First-line drug therapy is loperamide (Imodium), a cheap over-the-counter antidiarrheal that tightens the gut without entering the brain. Taken 30–60 minutes before a meal or before leaving the house, it can be life-changing for predictable triggers. Prescription options include rifaximin (Xifaxan), a poorly-absorbed antibiotic given as a two-week course that can quiet IBS-D for months — especially in patients with overlapping SIBO; eluxadoline (Viberzi), a gut-targeted opioid receptor modulator; and alosetron (Lotronex), restricted to women with severe IBS-D.

Diet-wise, a structured low-FODMAP elimination and reintroduction — covered in detail on the Low-FODMAP page — helps roughly half of IBS-D patients within four weeks. Bile acid malabsorption (see below) is the single most commonly missed IBS-D mimic and deserves a specific workup before accepting "pure" IBS-D as the final answer.

IBS-M — Mixed

IBS-M is the most complicated subtype to treat because the patient is oscillating between two opposite states. A week of constipation ends in a day or two of diarrhea, then the cycle resets. Some patients swing within a single day: hard, incomplete morning stool followed by loose urgent afternoon stools.

Two practical patterns explain most IBS-M:

Overflow diarrhea from stool impaction. Hard stool accumulates in the rectum or sigmoid colon, and watery stool from further up leaks around it. This looks like diarrhea but the underlying problem is constipation. A rectal exam or abdominal X-ray showing a loaded colon settles this. Treatment is directed at the constipation — fighting the diarrhea with loperamide makes it worse.
True oscillation driven by erratic transit, visceral hypersensitivity, and diet. These patients respond best to a two-track approach: low-dose osmotic laxative plus antispasmodic, with loperamide reserved only for clear-cut diarrhea days. Rigid daily use of antidiarrheals will flip them into constipation.

IBS-M patients disproportionately benefit from gut-directed hypnotherapy and CBT because the brain-gut component — anxiety about the next unpredictable episode — drives a measurable portion of the symptom load.

IBS-U — Unclassified

IBS-U is what you get when you meet the pain and abnormal-bowel-habit criteria but your abnormal days do not cluster heavily enough into either hard or loose to hit the 25% thresholds. Most commonly, these are patients with a handful of hard or loose days per month and otherwise normal Type 3–4 stools. IBS-U is a legitimate Rome IV category — it is not a "you don't really have IBS" label.

Practically, IBS-U is managed by tracking and re-evaluating. Given a few more months of symptom data, many IBS-U patients reclassify into IBS-C, IBS-D, or IBS-M. Until they do, treatment is symptom-triggered: antispasmodics for pain, peppermint oil for bloating, a short loperamide course for a bad run of loose days, and osmotic laxative for a stretch of constipation.

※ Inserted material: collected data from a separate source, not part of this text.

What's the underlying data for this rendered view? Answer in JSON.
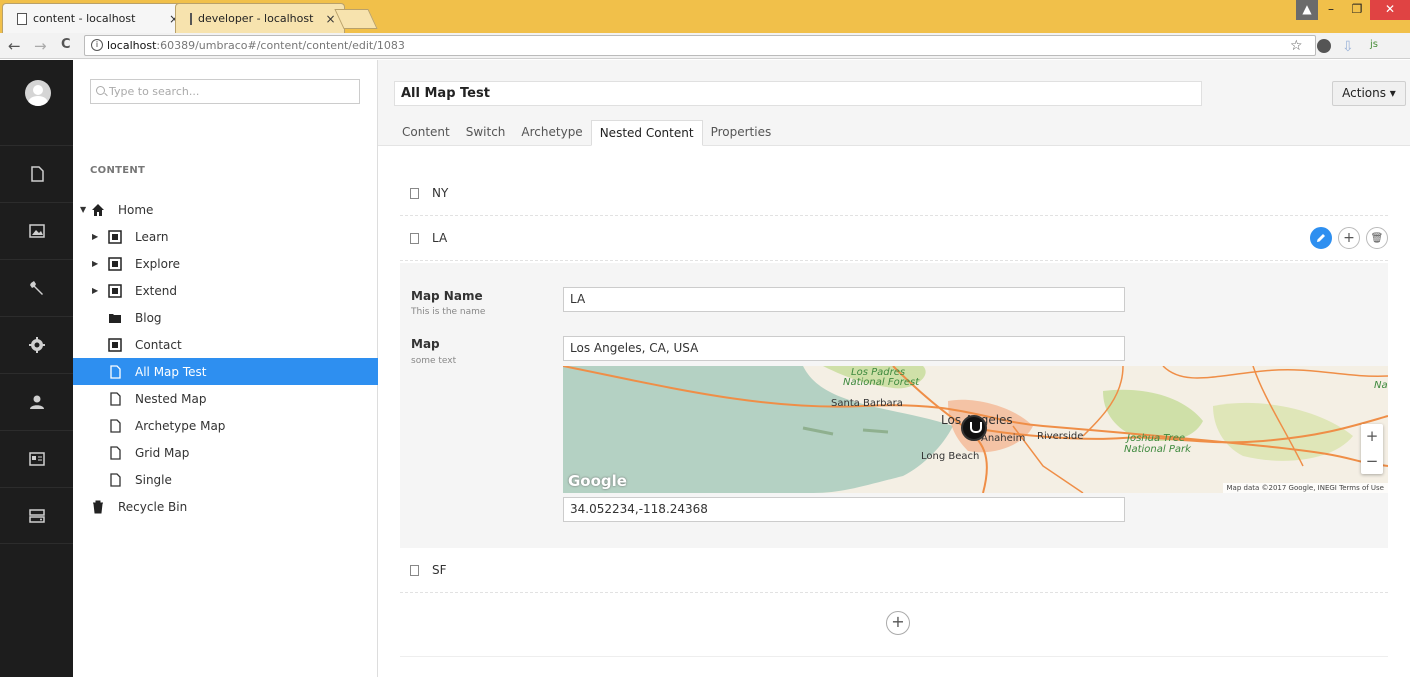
{
  "browser": {
    "tabs": [
      {
        "title": "content - localhost",
        "close": "×"
      },
      {
        "title": "developer - localhost",
        "close": "×"
      }
    ],
    "url_host": "localhost",
    "url_path": ":60389/umbraco#/content/content/edit/1083",
    "info": "i",
    "back": "←",
    "forward": "→",
    "reload": "C",
    "star": "☆",
    "ext_js": "js",
    "win": {
      "user": "▲",
      "min": "–",
      "max": "❐",
      "close": "✕"
    }
  },
  "tree": {
    "search_placeholder": "Type to search...",
    "heading": "CONTENT",
    "nodes": [
      {
        "label": "Home",
        "caret": "▼"
      },
      {
        "label": "Learn",
        "caret": "▶"
      },
      {
        "label": "Explore",
        "caret": "▶"
      },
      {
        "label": "Extend",
        "caret": "▶"
      },
      {
        "label": "Blog"
      },
      {
        "label": "Contact"
      },
      {
        "label": "All Map Test"
      },
      {
        "label": "Nested Map"
      },
      {
        "label": "Archetype Map"
      },
      {
        "label": "Grid Map"
      },
      {
        "label": "Single"
      },
      {
        "label": "Recycle Bin"
      }
    ]
  },
  "editor": {
    "name": "All Map Test",
    "actions_label": "Actions ▾",
    "tabs": [
      "Content",
      "Switch",
      "Archetype",
      "Nested Content",
      "Properties"
    ],
    "items": [
      "NY",
      "LA",
      "SF"
    ],
    "item_buttons": {
      "add": "+",
      "delete": "🗑"
    },
    "add_button": "+",
    "panel": {
      "map_name_label": "Map Name",
      "map_name_desc": "This is the name",
      "map_name_value": "LA",
      "map_label": "Map",
      "map_desc": "some text",
      "address_value": "Los Angeles, CA, USA",
      "coords_value": "34.052234,-118.24368"
    },
    "map": {
      "labels": {
        "los_padres_1": "Los Padres",
        "los_padres_2": "National Forest",
        "santa_barbara": "Santa Barbara",
        "los_angeles": "Los Angeles",
        "anaheim": "Anaheim",
        "riverside": "Riverside",
        "long_beach": "Long Beach",
        "joshua_1": "Joshua Tree",
        "joshua_2": "National Park",
        "na": "Na",
        "google": "Google",
        "attribution": "Map data ©2017 Google, INEGI   Terms of Use",
        "zoom_in": "+",
        "zoom_out": "−"
      },
      "colors": {
        "water": "#b4d1c3",
        "land": "#f4efe4",
        "green": "#cfe0a8",
        "road": "#ef8e47",
        "city": "#f3b18a"
      }
    }
  }
}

What Changed from Rome III to Rome IV

If you have been living with IBS for more than a decade, you may have been diagnosed under the older Rome III criteria (2006). Rome IV made two changes that matter:

The word "discomfort" is gone. Rome III required "abdominal pain or discomfort." Rome IV dropped "discomfort" because it was vague, translated poorly across languages, and was sometimes used to diagnose IBS in patients whose real issue was functional bloating or functional dyspepsia. Rome IV insists on actual pain.
The frequency bar went up. Rome III required symptoms at least 3 days per month. Rome IV requires at least 1 day per week on average — roughly a doubling of the minimum frequency.

The practical effect: some patients who met Rome III do not meet Rome IV. That does not mean their condition vanished. It usually means they fit better into a neighboring Rome IV category — functional abdominal bloating/distension, functional constipation, or functional diarrhea. Treatment is largely the same either way, but the label can matter for insurance coverage of specific IBS drugs.

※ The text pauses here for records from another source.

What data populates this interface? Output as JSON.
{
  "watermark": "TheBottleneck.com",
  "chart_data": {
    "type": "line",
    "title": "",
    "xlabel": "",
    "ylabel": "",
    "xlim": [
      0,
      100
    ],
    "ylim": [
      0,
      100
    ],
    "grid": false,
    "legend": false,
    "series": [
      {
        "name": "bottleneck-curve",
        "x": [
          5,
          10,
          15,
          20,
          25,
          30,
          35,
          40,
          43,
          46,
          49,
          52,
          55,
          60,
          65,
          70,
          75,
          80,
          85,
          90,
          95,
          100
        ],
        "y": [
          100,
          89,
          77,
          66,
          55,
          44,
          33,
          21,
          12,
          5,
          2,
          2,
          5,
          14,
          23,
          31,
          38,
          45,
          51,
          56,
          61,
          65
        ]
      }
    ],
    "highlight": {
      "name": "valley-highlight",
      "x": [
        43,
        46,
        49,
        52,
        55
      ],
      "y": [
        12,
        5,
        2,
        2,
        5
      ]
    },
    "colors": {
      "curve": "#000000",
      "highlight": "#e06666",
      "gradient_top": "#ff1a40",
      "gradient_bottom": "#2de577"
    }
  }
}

Red Flags — When It Is NOT IBS

Rome IV and every major gastroenterology society list the same set of alarm symptoms that should stop an IBS diagnosis cold and trigger further workup. These are the features IBS does not cause. Any of them deserve prompt evaluation, not reassurance.

Unintended weight loss — 5% or more of body weight over 6 months without trying.
Nocturnal symptoms — pain or diarrhea that wakes you from sleep. IBS is essentially a daytime condition; waking at 3 a.m. to run to the bathroom points toward IBD, infection, or bile acid malabsorption.
Rectal bleeding — any visible blood on the paper, in the bowl, or mixed into stool, beyond what hemorrhoids account for.
Iron-deficiency anemia on a CBC — points to chronic occult blood loss.
New-onset symptoms after age 50 — first-time IBS-pattern symptoms in this age group require a colonoscopy to exclude colorectal cancer.
Family history of colorectal cancer, IBD, or celiac disease in a first-degree relative.
Fever with abdominal symptoms — IBS does not cause fever.
Progressive, worsening symptoms rather than a waxing/waning pattern — especially if severity climbs steadily over weeks to months.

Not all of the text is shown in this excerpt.